1 Experience Reports for the Haskell Symposium
Experience reports for the Haskell Symposium may seem easy to write, but acceptance rates are typically lower than for full conference papers. This is a pity because often the underlying experience is interesting in itself, and the community misses out on hearing it.
Part of the reason for the low acceptance rate is that there is a cultural mismatch between the people that tend to write the reports and the people that review them. The people that write them are often industry practitioners who have vast domain knowledge, but not much practice writing for an academic audience. In contrast, the people that review the reports are invariably come from an academic research background and have particular expectations about how a report should be structured.
2 Getting Feedback
The best thing you can do to improve your chance of getting accepted is to GET FEEDBACK from someone who has experience reviewing papers.
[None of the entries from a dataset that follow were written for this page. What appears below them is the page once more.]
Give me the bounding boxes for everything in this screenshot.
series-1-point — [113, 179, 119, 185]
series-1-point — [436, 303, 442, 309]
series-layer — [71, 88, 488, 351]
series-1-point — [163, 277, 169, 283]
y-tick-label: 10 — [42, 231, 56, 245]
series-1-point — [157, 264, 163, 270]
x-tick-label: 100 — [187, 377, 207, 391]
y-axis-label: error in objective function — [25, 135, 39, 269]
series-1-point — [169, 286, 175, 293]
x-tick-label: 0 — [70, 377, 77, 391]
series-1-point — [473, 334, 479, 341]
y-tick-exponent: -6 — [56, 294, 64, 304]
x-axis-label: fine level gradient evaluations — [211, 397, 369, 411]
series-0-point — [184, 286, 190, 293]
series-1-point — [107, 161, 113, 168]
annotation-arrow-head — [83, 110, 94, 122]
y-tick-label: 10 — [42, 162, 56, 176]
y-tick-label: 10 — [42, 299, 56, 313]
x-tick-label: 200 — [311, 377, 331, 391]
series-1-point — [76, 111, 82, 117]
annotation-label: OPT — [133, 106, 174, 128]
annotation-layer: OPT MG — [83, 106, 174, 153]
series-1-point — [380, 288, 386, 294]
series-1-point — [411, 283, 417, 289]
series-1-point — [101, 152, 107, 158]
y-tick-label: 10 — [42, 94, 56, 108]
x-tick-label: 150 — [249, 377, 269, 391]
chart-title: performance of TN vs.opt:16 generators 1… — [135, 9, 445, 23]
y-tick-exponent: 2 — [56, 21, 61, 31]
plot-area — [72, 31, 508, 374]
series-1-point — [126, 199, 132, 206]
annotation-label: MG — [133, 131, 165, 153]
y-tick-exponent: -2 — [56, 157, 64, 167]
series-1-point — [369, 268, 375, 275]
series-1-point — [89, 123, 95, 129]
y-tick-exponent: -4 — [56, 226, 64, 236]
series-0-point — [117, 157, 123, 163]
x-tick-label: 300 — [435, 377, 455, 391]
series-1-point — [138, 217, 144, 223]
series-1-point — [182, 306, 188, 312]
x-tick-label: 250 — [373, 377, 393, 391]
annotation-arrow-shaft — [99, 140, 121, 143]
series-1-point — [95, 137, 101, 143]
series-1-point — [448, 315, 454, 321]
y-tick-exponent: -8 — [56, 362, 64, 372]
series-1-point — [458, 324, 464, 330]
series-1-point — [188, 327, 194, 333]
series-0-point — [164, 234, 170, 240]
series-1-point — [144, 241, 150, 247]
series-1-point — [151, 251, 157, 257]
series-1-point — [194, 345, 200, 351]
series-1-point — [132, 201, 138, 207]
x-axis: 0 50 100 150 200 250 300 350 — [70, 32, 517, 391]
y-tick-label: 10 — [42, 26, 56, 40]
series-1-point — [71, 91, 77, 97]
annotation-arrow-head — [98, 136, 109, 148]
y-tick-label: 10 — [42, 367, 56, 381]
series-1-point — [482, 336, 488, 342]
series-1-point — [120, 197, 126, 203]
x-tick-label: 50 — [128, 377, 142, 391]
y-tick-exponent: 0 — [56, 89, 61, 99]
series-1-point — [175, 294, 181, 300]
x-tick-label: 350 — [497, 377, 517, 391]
Ideally, you should identify one of the people that wrote a library that you are using, or implemented a language feature, and if they have reviewer experience then ask them. Send them a copy of your report and ask for advice. I guarantee that they will be happy to hear about how you've used their work, and give advice on tweaking your report. If you can't identify such a person then ask someone that was on the Haskell Symposium programming committee in a previous year. The list of committee members in on the website.
You need to ask for feedback *early* -- meaning at least 3-4 weeks before report deadline. Chances are the people that can offer the best reviews will be busy writing their own papers, and you need to give them enough slack to schedule time to look at yours. After you receive feedback you'll also need time to make any changes and then possibly go around the cycle again. If you haven't written a paper before then expect at least two cycles.